Public Knowledge does not like the $222,000 verdict awarded by the jury in the Thomas file-sharing case. Mr. Siy of Public Knowledge claims that the verdict “shows the lunacy of the current statutory damages limits” because the award cannot be reasonably explained by a desire to deter similar wrongdoing.
That claim is easily refuted. A jury could readily conclude that deterrence required a damage award that exceeded the approximately $24 a downloader would save by downloading 24 songs illegally times the denominator in the odds of getting caught in the act. According to data from the NDP Group, about 8,000,000 U.S. households used some sort of file-sharing program in 2007. RIAA sues infringing users of those programs in waves of about 1,000 cases, so the odds of being caught at a given moment would be about 1 in 8,000. Consequently, a jury could readily conclude that deterrence necessitates a damage award greater than $24 times 8,000—a damage award in excess of $192,000. The admittedly proper goal of deterring similar wrongdoing can thus explain the Thomas verdict. No more is required to affirm a jury verdict on appeal.

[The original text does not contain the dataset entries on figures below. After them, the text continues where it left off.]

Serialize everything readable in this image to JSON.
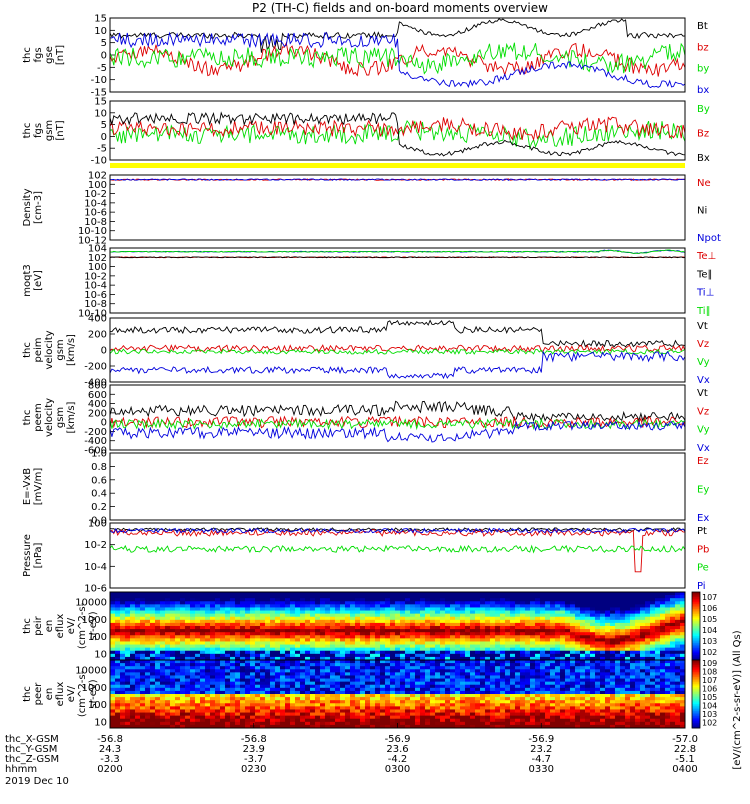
{
  "title": "P2 (TH-C) fields and on-board moments overview",
  "time_ticks": [
    "0200",
    "0230",
    "0300",
    "0330",
    "0400"
  ],
  "footer": {
    "rows": [
      {
        "label": "thc_X-GSM",
        "values": [
          "-56.8",
          "-56.8",
          "-56.9",
          "-56.9",
          "-57.0"
        ]
      },
      {
        "label": "thc_Y-GSM",
        "values": [
          "24.3",
          "23.9",
          "23.6",
          "23.2",
          "22.8"
        ]
      },
      {
        "label": "thc_Z-GSM",
        "values": [
          "-3.3",
          "-3.7",
          "-4.2",
          "-4.7",
          "-5.1"
        ]
      },
      {
        "label": "hhmm",
        "values": [
          "0200",
          "0230",
          "0300",
          "0330",
          "0400"
        ]
      }
    ],
    "date": "2019 Dec 10"
  },
  "colors": {
    "black": "#000000",
    "red": "#dd0000",
    "green": "#00dd00",
    "blue": "#0000dd",
    "yellow": "#ffff00"
  },
  "chart_data": [
    {
      "type": "line",
      "title": "",
      "ylabel": [
        "thc",
        "fgs",
        "gse",
        "[nT]"
      ],
      "ylim": [
        -15,
        15
      ],
      "yticks": [
        "-15",
        "-10",
        "-5",
        "0",
        "5",
        "10",
        "15"
      ],
      "series": [
        {
          "name": "Bt",
          "color": "#000000",
          "pattern": "bt"
        },
        {
          "name": "bz",
          "color": "#dd0000",
          "pattern": "b-z"
        },
        {
          "name": "by",
          "color": "#00dd00",
          "pattern": "b-y"
        },
        {
          "name": "bx",
          "color": "#0000dd",
          "pattern": "b-x"
        }
      ]
    },
    {
      "type": "line",
      "title": "",
      "ylabel": [
        "thc",
        "fgs",
        "gsm",
        "[nT]"
      ],
      "ylim": [
        -15,
        15
      ],
      "yticks": [
        "-10",
        "-5",
        "0",
        "5",
        "10",
        "15"
      ],
      "series": [
        {
          "name": "By",
          "color": "#00dd00",
          "pattern": "gsm-y"
        },
        {
          "name": "Bz",
          "color": "#dd0000",
          "pattern": "gsm-z"
        },
        {
          "name": "Bx",
          "color": "#000000",
          "pattern": "gsm-x"
        }
      ]
    },
    {
      "type": "line",
      "ylabel": [
        "Density",
        "[cm-3]"
      ],
      "ylim": [
        "10^-12",
        "10^2"
      ],
      "yticks": [
        "10^2",
        "10^0",
        "10^-2",
        "10^-4",
        "10^-6",
        "10^-8",
        "10^-10",
        "10^-12"
      ],
      "log": true,
      "series": [
        {
          "name": "Ne",
          "color": "#dd0000",
          "pattern": "dens"
        },
        {
          "name": "Ni",
          "color": "#000000",
          "pattern": "none"
        },
        {
          "name": "Npot",
          "color": "#0000dd",
          "pattern": "dens"
        }
      ]
    },
    {
      "type": "line",
      "ylabel": [
        "moqt3",
        "[eV]"
      ],
      "log": true,
      "yticks": [
        "10^4",
        "10^2",
        "10^0",
        "10^-2",
        "10^-4",
        "10^-6",
        "10^-8",
        "10^-10"
      ],
      "series": [
        {
          "name": "Te⊥",
          "color": "#dd0000",
          "pattern": "temp-low"
        },
        {
          "name": "Te∥",
          "color": "#000000",
          "pattern": "temp-low"
        },
        {
          "name": "Ti⊥",
          "color": "#0000dd",
          "pattern": "temp-high"
        },
        {
          "name": "Ti∥",
          "color": "#00dd00",
          "pattern": "temp-high"
        }
      ]
    },
    {
      "type": "line",
      "ylabel": [
        "thc",
        "peim",
        "velocity",
        "gsm",
        "[km/s]"
      ],
      "ylim": [
        -400,
        400
      ],
      "yticks": [
        "-400",
        "-200",
        "0",
        "200",
        "400"
      ],
      "series": [
        {
          "name": "Vt",
          "color": "#000000",
          "pattern": "vt"
        },
        {
          "name": "Vz",
          "color": "#dd0000",
          "pattern": "v-z"
        },
        {
          "name": "Vy",
          "color": "#00dd00",
          "pattern": "v-y"
        },
        {
          "name": "Vx",
          "color": "#0000dd",
          "pattern": "v-x"
        }
      ]
    },
    {
      "type": "line",
      "ylabel": [
        "thc",
        "peem",
        "velocity",
        "gsm",
        "[km/s]"
      ],
      "ylim": [
        -600,
        800
      ],
      "yticks": [
        "-600",
        "-400",
        "-200",
        "0",
        "200",
        "400",
        "600",
        "800"
      ],
      "series": [
        {
          "name": "Vt",
          "color": "#000000",
          "pattern": "vt-noisy"
        },
        {
          "name": "Vz",
          "color": "#dd0000",
          "pattern": "v-z-noisy"
        },
        {
          "name": "Vy",
          "color": "#00dd00",
          "pattern": "v-y-noisy"
        },
        {
          "name": "Vx",
          "color": "#0000dd",
          "pattern": "v-x-noisy"
        }
      ]
    },
    {
      "type": "line",
      "ylabel": [
        "E=-VxB",
        "[mV/m]"
      ],
      "ylim": [
        0,
        1.0
      ],
      "yticks": [
        "0.0",
        "0.2",
        "0.4",
        "0.6",
        "0.8",
        "1.0"
      ],
      "series": [
        {
          "name": "Ez",
          "color": "#dd0000",
          "pattern": "none"
        },
        {
          "name": "Ey",
          "color": "#00dd00",
          "pattern": "none"
        },
        {
          "name": "Ex",
          "color": "#0000dd",
          "pattern": "none"
        }
      ]
    },
    {
      "type": "line",
      "ylabel": [
        "Pressure",
        "[nPa]"
      ],
      "log": true,
      "yticks": [
        "10^0",
        "10^-2",
        "10^-4",
        "10^-6"
      ],
      "series": [
        {
          "name": "Pt",
          "color": "#000000",
          "pattern": "pt"
        },
        {
          "name": "Pb",
          "color": "#dd0000",
          "pattern": "pb"
        },
        {
          "name": "Pe",
          "color": "#00dd00",
          "pattern": "pe"
        },
        {
          "name": "Pi",
          "color": "#0000dd",
          "pattern": "pi"
        }
      ]
    },
    {
      "type": "heatmap",
      "ylabel": [
        "thc",
        "peir",
        "en",
        "eflux",
        "eV/",
        "(cm^2-s-",
        "sr-eV)"
      ],
      "yticks": [
        "10000",
        "1000",
        "100",
        "10"
      ],
      "pattern": "ion"
    },
    {
      "type": "heatmap",
      "ylabel": [
        "thc",
        "peer",
        "en",
        "eflux",
        "eV/",
        "(cm^2-s-",
        "sr-eV)"
      ],
      "yticks": [
        "10000",
        "1000",
        "100",
        "10"
      ],
      "pattern": "electron"
    }
  ],
  "colorbar": {
    "label": "[eV/(cm^2-s-sr-eV)] (All Qs)",
    "ticks_top": [
      "10^7",
      "10^6",
      "10^5",
      "10^4",
      "10^3",
      "10^2"
    ],
    "ticks_bottom": [
      "10^9",
      "10^8",
      "10^7",
      "10^6",
      "10^5",
      "10^4",
      "10^3",
      "10^2"
    ]
  }
}
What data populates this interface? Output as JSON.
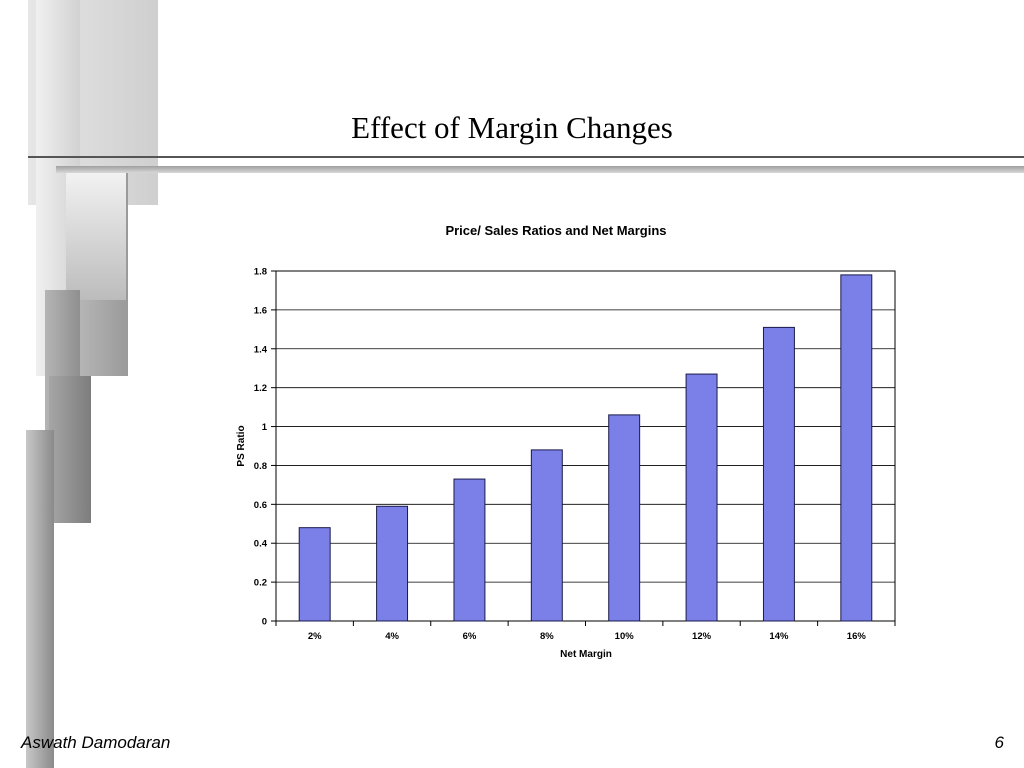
{
  "slide": {
    "title": "Effect of Margin Changes",
    "footer_author": "Aswath Damodaran",
    "page_number": "6"
  },
  "colors": {
    "bar_fill": "#7b80e8",
    "bar_stroke": "#1a1a4a",
    "gridline": "#000000"
  },
  "chart_data": {
    "type": "bar",
    "title": "Price/ Sales Ratios and Net Margins",
    "xlabel": "Net Margin",
    "ylabel": "PS Ratio",
    "categories": [
      "2%",
      "4%",
      "6%",
      "8%",
      "10%",
      "12%",
      "14%",
      "16%"
    ],
    "values": [
      0.48,
      0.59,
      0.73,
      0.88,
      1.06,
      1.27,
      1.51,
      1.78
    ],
    "ylim": [
      0,
      1.8
    ],
    "yticks": [
      "0",
      "0.2",
      "0.4",
      "0.6",
      "0.8",
      "1",
      "1.2",
      "1.4",
      "1.6",
      "1.8"
    ],
    "grid": true,
    "legend": "none"
  }
}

Moreover, Public Knowledge forgets: Lawsuits like Thomas reflect its own notions of sound public policy in action. While the trial focused on liability for sharing 24 songs, the defendant was sued because she allegedly shared over 1,700 songs.

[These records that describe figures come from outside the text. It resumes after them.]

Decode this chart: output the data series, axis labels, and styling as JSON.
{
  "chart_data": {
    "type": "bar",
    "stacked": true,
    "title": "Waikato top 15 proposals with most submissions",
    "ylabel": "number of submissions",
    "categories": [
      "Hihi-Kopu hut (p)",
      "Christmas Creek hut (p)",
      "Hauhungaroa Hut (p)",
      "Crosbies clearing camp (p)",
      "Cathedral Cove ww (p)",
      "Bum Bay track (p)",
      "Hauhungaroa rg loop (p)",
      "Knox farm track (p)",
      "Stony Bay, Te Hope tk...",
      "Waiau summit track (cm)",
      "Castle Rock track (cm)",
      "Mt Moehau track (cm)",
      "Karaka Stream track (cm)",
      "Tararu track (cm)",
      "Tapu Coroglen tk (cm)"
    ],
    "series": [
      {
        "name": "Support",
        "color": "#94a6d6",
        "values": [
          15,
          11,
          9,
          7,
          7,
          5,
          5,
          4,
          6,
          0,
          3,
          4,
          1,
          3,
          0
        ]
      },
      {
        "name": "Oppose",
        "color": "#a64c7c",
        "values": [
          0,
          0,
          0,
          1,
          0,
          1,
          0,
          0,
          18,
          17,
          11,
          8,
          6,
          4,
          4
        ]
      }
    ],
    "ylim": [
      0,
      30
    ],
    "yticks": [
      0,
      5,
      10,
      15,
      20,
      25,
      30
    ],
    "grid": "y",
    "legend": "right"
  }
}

In Grokster, Public Knowledge argued that distributors of file-sharing programs should not be liable for the infringing acts of their users—even if their programs were actually used for infringement 97% of the time, and even if those distributors had induced (i.e., encouraged or duped), people using their programs to infringe copyrights. But Public Knowledge had no such sympathy for the single mothers or children using these dangerous toys for their intended (infringing) purpose:
Public Knowledge (testifying before Congress): “An industry-initiated lawsuit against a large-scale infringer could also have the benefit of serving as a deterrent to other bad actors. As we have seen in other contexts, specifically targeted lawsuits and other legal action can have a deterrent effect, and also educate the public as to what is legal.”
So, as the Digital Freedom-To-Get-You-Sued Campaign rolls out across campuses, students who have paid big settlements because they made eminently foreseeable infringing uses of file-sharing programs should stop by—and thank the people who advocated suing students as a means of enforcing copyrights on the Internet.